Beethoven’s Irish Songs Revisited
2 authors - Paperback
£41.95
Tomás Ó Súilleabháin (1919-2012) from Doneraile, Co. Cork, was a civil servant for all of his working life, but he had a parallel musical and literary career of considerable influence and versatility lasting more than sixty years. A baritone, he sang in many Radio Éireann broadcasts of original works and Irish folksong arrangements by composers Seoirse Bodley, Brian Boydell, Frederick May, Geoffrey Molyneux Palmer, Seán Ó Riada and others. Many of these performances were premieres and had been composed especially for Tomás, who often collaborated with the composer by sourcing and translating texts. Referring to this collaboration with emerging Irish composers, the musicologist and author, Axel Klein, in The Life and Music of Brian Boydell (2004), described Tomás as «one of the most important champions of contemporary Irish music».

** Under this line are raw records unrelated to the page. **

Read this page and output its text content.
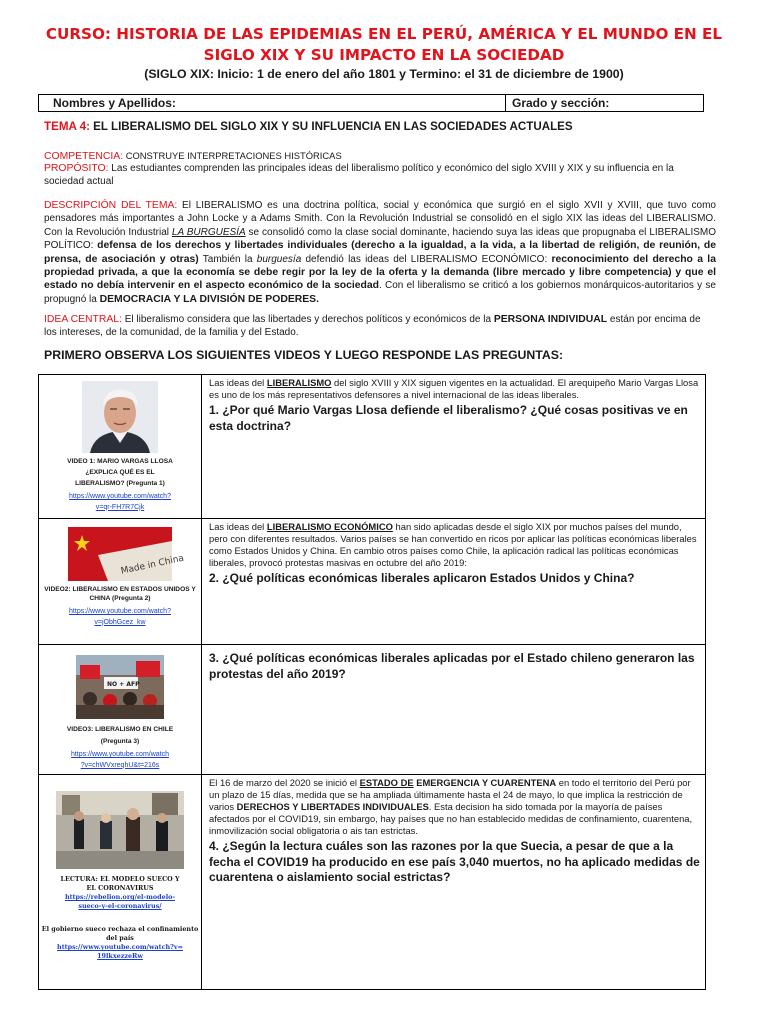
CURSO: HISTORIA DE LAS EPIDEMIAS EN EL PERÚ, AMÉRICA Y EL MUNDO EN EL SIGLO XIX Y SU IMPACTO EN LA SOCIEDAD
(SIGLO XIX: Inicio: 1 de enero del año 1801 y Termino: el 31 de diciembre de 1900)
Nombres y Apellidos:	Grado y sección:
TEMA 4: EL LIBERALISMO DEL SIGLO XIX Y SU INFLUENCIA EN LAS SOCIEDADES ACTUALES
COMPETENCIA: CONSTRUYE INTERPRETACIONES HISTÓRICAS
PROPÓSITO: Las estudiantes comprenden las principales ideas del liberalismo político y económico del siglo XVIII y XIX y su influencia en la sociedad actual
DESCRIPCIÓN DEL TEMA: El LIBERALISMO es una doctrina política, social y económica que surgió en el siglo XVII y XVIII, que tuvo como pensadores más importantes a John Locke y a Adams Smith. Con la Revolución Industrial se consolidó en el siglo XIX las ideas del LIBERALISMO. Con la Revolución Industrial LA BURGUESÍA se consolidó como la clase social dominante, haciendo suya las ideas que propugnaba el LIBERALISMO POLÍTICO: defensa de los derechos y libertades individuales (derecho a la igualdad, a la vida, a la libertad de religión, de reunión, de prensa, de asociación y otras) También la burguesía defendió las ideas del LIBERALISMO ECONÓMICO: reconocimiento del derecho a la propiedad privada, a que la economía se debe regir por la ley de la oferta y la demanda (libre mercado y libre competencia) y que el estado no debía intervenir en el aspecto económico de la sociedad. Con el liberalismo se criticó a los gobiernos monárquicos-autoritarios y se propugnó la DEMOCRACIA Y LA DIVISIÓN DE PODERES.
IDEA CENTRAL: El liberalismo considera que las libertades y derechos políticos y económicos de la PERSONA INDIVIDUAL están por encima de los intereses, de la comunidad, de la familia y del Estado.
PRIMERO OBSERVA LOS SIGUIENTES VIDEOS Y LUEGO RESPONDE LAS PREGUNTAS:
VIDEO 1: MARIO VARGAS LLOSA
¿EXPLICA QUÉ ES EL
LIBERALISMO? (Pregunta 1)
https://www.youtube.com/watch?
v=qr-FH7R7Cjk
Las ideas del LIBERALISMO del siglo XVIII y XIX siguen vigentes en la actualidad. El arequipeño Mario Vargas Llosa es uno de los más representativos defensores a nivel internacional de las ideas liberales.
1. ¿Por qué Mario Vargas Llosa defiende el liberalismo? ¿Qué cosas positivas ve en esta doctrina?
Made in China
VIDEO2: LIBERALISMO EN ESTADOS UNIDOS Y
CHINA (Pregunta 2)
https://www.youtube.com/watch?
v=jObhGcez_kw
Las ideas del LIBERALISMO ECONÓMICO han sido aplicadas desde el siglo XIX por muchos países del mundo, pero con diferentes resultados. Varios países se han convertido en ricos por aplicar las políticas económicas liberales como Estados Unidos y China. En cambio otros países como Chile, la aplicación radical las políticas económicas liberales, provocó protestas masivas en octubre del año 2019:
2. ¿Qué políticas económicas liberales aplicaron Estados Unidos y China?
NO + AFP
VIDEO3: LIBERALISMO EN CHILE
(Pregunta 3)
https://www.youtube.com/watch
?v=chWVxreqhU&t=216s
3. ¿Qué políticas económicas liberales aplicadas por el Estado chileno generaron las protestas del año 2019?
LECTURA: EL MODELO SUECO Y
EL CORONAVIRUS
https://rebelion.org/el-modelo-
sueco-y-el-coronavirus/
El gobierno sueco rechaza el confinamiento
del país
https://www.youtube.com/watch?v=
19lkxezzeRw
El 16 de marzo del 2020 se inició el ESTADO DE EMERGENCIA Y CUARENTENA en todo el territorio del Perú por un plazo de 15 días, medida que se ha ampliada últimamente hasta el 24 de mayo, lo que implica la restricción de varios DERECHOS Y LIBERTADES INDIVIDUALES. Esta decision ha sido tomada por la mayoría de países afectados por el COVID19, sin embargo, hay países que no han establecido medidas de confinamiento, cuarentena, inmovilización social obligatoria o ais tan estrictas.
4. ¿Según la lectura cuáles son las razones por la que Suecia, a pesar de que a la fecha el COVID19 ha producido en ese país 3,040 muertos, no ha aplicado medidas de cuarentena o aislamiento social estrictas?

Margaret O’Sullivan Farrell studied piano with Elizabeth Costello at the Dublin Municipal School of Music where she was awarded the top prize, the Lorcan Sherlock Gold Medal for advanced piano performance. She went on to study for the BMus Degree at UCD. While there she conducted the St Stephen’s Singers madrigal group in concerts, festivals, broadcasts and competitions. She specialised in piano accompaniment and duo playing, as well as becoming a lecturer in Keyboard Studies at the DIT Conservatory of Music and Drama, a post she held from 1980-2011. Margaret has appeared in concert with many eminent instrumentalists and singers and has broadcast extensively with them on RTE radio and television, on UTV and on BBC Northern Ireland. She was executive producer of a recording of Beethoven’s Irish songs Revisited by staff, students and alumni of the DIT Conservatory in 2014.